Ovins 27 mars 2026

Une bergerie froide pour un élevage plus rentable

Parmi les avantages de la production ovine, on compte la capacité des ruminants à bien supporter le froid. De nombreux éleveurs optent donc pour une répartition de leurs bâtiments entre des sections chauffées et froides : les premières sont réservées aux agnelages et à la pouponnière, tandis que les secondes accueillent l’engraissement et les femelles gestantes. 

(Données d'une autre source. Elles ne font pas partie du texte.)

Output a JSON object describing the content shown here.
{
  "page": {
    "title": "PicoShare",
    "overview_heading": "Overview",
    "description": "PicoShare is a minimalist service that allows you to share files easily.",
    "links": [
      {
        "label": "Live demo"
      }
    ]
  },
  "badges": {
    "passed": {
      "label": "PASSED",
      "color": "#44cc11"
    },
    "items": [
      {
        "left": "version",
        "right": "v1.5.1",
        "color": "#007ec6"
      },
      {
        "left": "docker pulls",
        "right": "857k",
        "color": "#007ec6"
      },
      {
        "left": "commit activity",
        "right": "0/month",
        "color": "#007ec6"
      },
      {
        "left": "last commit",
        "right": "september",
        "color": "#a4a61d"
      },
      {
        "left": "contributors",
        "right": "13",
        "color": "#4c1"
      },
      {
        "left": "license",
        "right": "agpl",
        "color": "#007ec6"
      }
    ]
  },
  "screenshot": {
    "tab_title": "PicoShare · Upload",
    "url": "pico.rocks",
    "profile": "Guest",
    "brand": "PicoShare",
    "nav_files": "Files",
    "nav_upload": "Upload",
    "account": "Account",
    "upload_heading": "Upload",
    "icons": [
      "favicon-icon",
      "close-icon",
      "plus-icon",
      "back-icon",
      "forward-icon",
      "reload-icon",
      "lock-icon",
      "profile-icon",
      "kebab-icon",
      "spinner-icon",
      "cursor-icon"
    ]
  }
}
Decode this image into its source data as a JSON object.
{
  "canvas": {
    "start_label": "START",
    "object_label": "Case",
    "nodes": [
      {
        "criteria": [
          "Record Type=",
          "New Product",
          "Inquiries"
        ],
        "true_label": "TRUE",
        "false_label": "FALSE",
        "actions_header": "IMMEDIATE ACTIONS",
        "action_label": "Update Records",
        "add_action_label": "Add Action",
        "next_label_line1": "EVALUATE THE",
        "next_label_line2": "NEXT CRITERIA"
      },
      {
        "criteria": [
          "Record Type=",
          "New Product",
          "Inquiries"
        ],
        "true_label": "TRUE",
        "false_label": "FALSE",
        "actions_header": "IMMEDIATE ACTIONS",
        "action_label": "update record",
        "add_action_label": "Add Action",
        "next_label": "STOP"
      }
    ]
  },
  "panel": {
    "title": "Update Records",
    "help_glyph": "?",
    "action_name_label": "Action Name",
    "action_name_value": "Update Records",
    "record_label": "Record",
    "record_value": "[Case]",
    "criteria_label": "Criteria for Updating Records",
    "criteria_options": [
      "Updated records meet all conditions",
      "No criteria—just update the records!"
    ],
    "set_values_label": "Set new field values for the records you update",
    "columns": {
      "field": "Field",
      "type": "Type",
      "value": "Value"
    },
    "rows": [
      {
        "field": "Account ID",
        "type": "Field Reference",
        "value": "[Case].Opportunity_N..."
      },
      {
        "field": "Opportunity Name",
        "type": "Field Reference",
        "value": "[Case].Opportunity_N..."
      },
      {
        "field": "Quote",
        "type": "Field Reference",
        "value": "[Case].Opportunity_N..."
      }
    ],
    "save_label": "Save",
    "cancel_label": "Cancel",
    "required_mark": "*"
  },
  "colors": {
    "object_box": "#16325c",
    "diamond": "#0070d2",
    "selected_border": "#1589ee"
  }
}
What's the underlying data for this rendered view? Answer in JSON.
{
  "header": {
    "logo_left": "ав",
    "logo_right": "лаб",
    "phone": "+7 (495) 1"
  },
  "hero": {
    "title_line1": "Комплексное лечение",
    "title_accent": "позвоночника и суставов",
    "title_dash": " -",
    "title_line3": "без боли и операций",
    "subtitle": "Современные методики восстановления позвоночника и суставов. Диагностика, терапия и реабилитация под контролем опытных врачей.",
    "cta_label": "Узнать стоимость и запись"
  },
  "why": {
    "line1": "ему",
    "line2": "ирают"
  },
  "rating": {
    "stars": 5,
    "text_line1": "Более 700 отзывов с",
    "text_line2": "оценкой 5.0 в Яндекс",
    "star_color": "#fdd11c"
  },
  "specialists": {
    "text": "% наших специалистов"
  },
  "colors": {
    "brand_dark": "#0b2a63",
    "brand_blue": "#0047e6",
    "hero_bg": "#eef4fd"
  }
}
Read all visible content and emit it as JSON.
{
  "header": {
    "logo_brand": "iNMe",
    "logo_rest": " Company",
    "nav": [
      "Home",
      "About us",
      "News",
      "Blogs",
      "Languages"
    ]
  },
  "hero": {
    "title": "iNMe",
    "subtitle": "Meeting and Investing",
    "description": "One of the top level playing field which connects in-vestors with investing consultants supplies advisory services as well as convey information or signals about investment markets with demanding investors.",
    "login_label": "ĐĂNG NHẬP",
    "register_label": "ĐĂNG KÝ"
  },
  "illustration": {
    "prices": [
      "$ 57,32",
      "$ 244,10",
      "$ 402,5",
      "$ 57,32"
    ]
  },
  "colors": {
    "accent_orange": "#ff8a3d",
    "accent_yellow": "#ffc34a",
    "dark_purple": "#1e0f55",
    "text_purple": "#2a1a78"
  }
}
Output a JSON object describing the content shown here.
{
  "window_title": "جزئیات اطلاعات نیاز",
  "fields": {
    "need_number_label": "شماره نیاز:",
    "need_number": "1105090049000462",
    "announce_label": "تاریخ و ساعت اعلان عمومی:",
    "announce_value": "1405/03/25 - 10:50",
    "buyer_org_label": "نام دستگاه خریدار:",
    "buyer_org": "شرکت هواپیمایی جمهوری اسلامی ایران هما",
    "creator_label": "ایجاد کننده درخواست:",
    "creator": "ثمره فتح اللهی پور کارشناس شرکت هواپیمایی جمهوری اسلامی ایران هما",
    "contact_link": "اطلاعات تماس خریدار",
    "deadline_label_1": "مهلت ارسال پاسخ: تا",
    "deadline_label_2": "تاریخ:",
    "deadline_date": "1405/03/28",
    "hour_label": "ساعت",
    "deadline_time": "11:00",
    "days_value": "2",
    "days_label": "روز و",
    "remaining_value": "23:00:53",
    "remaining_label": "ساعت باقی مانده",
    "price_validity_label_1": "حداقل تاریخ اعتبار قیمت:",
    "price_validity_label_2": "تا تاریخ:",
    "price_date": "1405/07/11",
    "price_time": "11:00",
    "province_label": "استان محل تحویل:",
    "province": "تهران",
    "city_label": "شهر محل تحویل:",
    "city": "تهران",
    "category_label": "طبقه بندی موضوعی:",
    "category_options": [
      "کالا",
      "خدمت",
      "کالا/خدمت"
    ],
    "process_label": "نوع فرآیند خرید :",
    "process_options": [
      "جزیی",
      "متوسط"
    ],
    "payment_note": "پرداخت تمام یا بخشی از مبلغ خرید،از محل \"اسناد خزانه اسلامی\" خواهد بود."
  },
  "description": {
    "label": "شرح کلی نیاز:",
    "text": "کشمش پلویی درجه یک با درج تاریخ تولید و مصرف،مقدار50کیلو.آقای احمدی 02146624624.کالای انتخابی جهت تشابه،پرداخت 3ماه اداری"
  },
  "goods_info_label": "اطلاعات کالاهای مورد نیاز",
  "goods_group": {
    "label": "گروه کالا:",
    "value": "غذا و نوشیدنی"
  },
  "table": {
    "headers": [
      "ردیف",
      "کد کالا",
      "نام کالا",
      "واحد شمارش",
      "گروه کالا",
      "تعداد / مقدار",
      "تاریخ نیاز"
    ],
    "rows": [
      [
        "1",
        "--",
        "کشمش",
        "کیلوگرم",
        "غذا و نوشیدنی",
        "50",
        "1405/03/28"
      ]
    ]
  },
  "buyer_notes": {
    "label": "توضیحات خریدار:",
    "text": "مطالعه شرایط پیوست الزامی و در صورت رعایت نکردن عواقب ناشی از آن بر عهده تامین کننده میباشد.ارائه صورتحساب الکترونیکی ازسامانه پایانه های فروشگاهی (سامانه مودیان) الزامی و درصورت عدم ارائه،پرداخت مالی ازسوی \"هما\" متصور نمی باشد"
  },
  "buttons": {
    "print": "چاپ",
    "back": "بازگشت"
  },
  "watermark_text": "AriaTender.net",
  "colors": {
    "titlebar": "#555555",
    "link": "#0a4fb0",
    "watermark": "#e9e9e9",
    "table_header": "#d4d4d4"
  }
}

Cette stratégie permet de réaliser de grosses économies sur les coûts de chauffage sans répercussions considérables sur la régie, selon l’agronome spécialisée en production ovine Amélie Blanchard.  « Ce n’est pas approprié pour les naissances, mais ça convient pour l’engraissement et le maintien des brebis gestantes, sans impact sur la croissance. Il faut malgré tout une alimentation adaptée, puisque les moutons ont besoin de plus d’énergie, mais l’hiver, la croissance des agneaux est plus rapide. Ils poussent plus vite », mentionne-t-elle. 

« En effet, c’est beaucoup moins coûteux à élever de cette manière », témoigne l’éleveuse Léda Villeneuve, qui garde une partie de son troupeau dans une bergerie froide depuis 17 ans. Elle précise qu’il suffit d’avoir des bols chauffants et de la paille pour éviter l’humidité, mais que pour les moutons, « ça ne fait pas de différence ». 

Par contre, Mme Blanchard signale qu’il faut prévoir une bonne ventilation en été, puisque la bergerie froide peut rapidement se transformer en bergerie chaude pendant les périodes de canicule et avoir une incidence sur les saillies. 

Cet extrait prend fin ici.